I had a Nook Classic for a while, and it was good for shelves and all, but I went to the STR for the better screen and longer battery life.
Got those things, but everything else was not so great.. If you have a big library adding books to the shelves you create is a laborious process, but you already know that from looking at your mom's reader. In the end I ended up giving my STR to my own mother. I made sure it was good and organized but that took more work to do than I ever want to again on a library.
If you want good organization I'd say go with the Sony's PRS-T2. You can find one for about a hundred dollars in Best Buy sometimes. With Calibre you take your books, making sure they are still in EPUB format, lump them in the series columns with names like-Brooks, Terry (Sword of Shannara Series)-and sideload the books into the Reader. It will become a collection you can access immediately without having manually create it on the Reader. Best part is if you do multiple shelves the Reader will even slot them in alphabetically.

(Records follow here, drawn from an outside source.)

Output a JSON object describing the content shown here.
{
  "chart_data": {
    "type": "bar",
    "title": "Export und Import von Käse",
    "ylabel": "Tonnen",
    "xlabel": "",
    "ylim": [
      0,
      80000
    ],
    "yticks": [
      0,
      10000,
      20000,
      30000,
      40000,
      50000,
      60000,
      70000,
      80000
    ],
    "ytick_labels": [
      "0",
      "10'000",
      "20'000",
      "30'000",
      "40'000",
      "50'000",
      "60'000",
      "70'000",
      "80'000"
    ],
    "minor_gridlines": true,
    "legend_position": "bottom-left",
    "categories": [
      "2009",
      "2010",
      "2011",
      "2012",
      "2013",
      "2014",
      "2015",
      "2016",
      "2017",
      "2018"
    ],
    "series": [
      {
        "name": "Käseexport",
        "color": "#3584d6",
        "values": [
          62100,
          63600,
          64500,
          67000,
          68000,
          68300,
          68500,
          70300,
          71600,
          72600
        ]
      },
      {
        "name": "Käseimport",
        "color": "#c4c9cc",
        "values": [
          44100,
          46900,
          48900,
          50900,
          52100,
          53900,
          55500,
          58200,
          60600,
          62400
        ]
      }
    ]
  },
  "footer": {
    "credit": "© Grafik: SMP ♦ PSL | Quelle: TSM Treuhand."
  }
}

As for stripping DRM there is a place on the internet suggests ways to do it. Hint-old show starring a furry brown alien. Think of him as an apprentice of sorts.
Still I really do recommend the T2. No rooting necessary. I have 4k books in my library now, and with Calibre I was able to load all of it into the Reader divided up into about 450 collections. Even better is that I bought my wife the same reader, purchased a memory card for it, cloned my memory card onto the new one, and loaded it into her Reader. Instant Library Duplication with no extra work.
The Nook STR is a great reader, but the ability to manage collections or shelves from a computer was what really sold it for me on the Sony. Your mother's frustration about the Nook's shelving system is not unique. With no 'Add to Shelf' feature paging through your entire library to add one book becomes a nightmare.